If you have meeting requests make sure they are sent to you via google calendar or similar. In most cases they will be populated into your calendar with the correct time zone adjustments which is very handy thank you apple!
The amount of tech gear we travel around with is quite ridiculous….Mac book pros, go-pro’s, hardrives, DSLR’s, iphones…the list goes on. The majority of these items are critical to the success of your business and as such should be guarded closely.

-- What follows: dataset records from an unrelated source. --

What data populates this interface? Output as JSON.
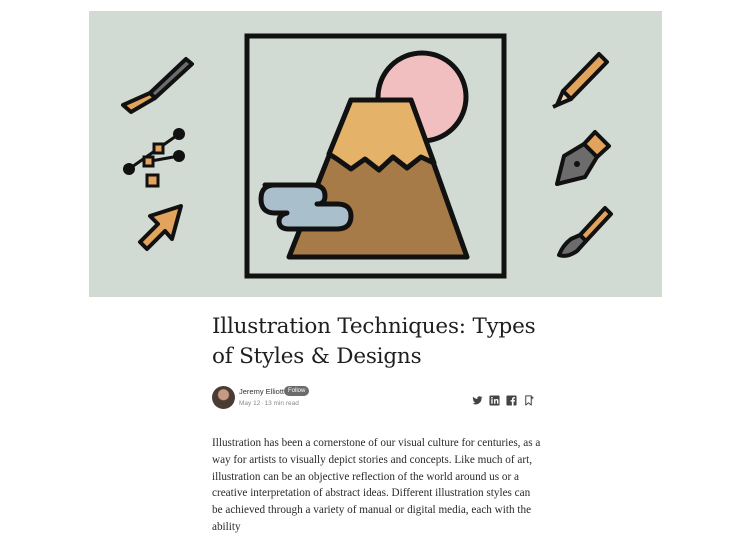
{
  "article": {
    "title": "Illustration Techniques: Types of Styles & Designs",
    "author": "Jeremy Elliott",
    "follow_label": "Follow",
    "date": "May 12",
    "read_time": "13 min read",
    "body": "Illustration has been a cornerstone of our visual culture for centuries, as a way for artists to visually depict stories and concepts. Like much of art, illustration can be an objective reflection of the world around us or a creative interpretation of abstract ideas. Different illustration styles can be achieved through a variety of manual or digital media, each with the ability"
  },
  "hero": {
    "background": "#d1dad3",
    "icons": [
      "chisel-icon",
      "vector-nodes-icon",
      "cursor-arrow-icon",
      "mountain-sun-icon",
      "pencil-icon",
      "pen-nib-icon",
      "paintbrush-icon"
    ]
  },
  "share_icons": [
    "twitter-icon",
    "linkedin-icon",
    "facebook-icon",
    "bookmark-icon"
  ]
}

I would recommend backing up all of your data to a cloud service at every opportunity you have a solid and strong WIFI signal. Traveling around with your work on your laptop and/or external hard-drive is risky to say the least. Just thinking about losing one or both of these items would destroy my business and the trust my clients have in me. All it would take is a mugging in lovely Quito perhaps or damage caused by dropping etc and months of work would be lost. Backup, you will only regret it if you don’t do it.
It sounds a little paranoid, but if you are in a less than safe part of the world, perhaps economically challenged or politically unstable, then I would advise the following simple steps to ensure your gear is looked after. Replacing a laptop or camera in countries like Ecuador will cost you at least 40-50% more than Europe or the states.
- Stash/hide your laptop and external hard-drive in separate locations in your room. Deep under the mattress or behind picture frames work well. Most chamber maids are decent and honest but it only takes 1 opportunist thief to ruin things
- Carry a door stop with you if your room isn’t secure. Place it on the inside under the door to stop entry after hours
- Keep physical contact with your day back and laptop at all times
- Assess your environment before getting out your DSLR or other tech. We met numerous travellers who had their gear stolen in Ecuadorian markets even after being warned.
- On overnight buses, keep your tech bag by your side or at your feet. Tether it to your person in case someone takes it whilst your sleeping or delirious (this happens ALL the time!)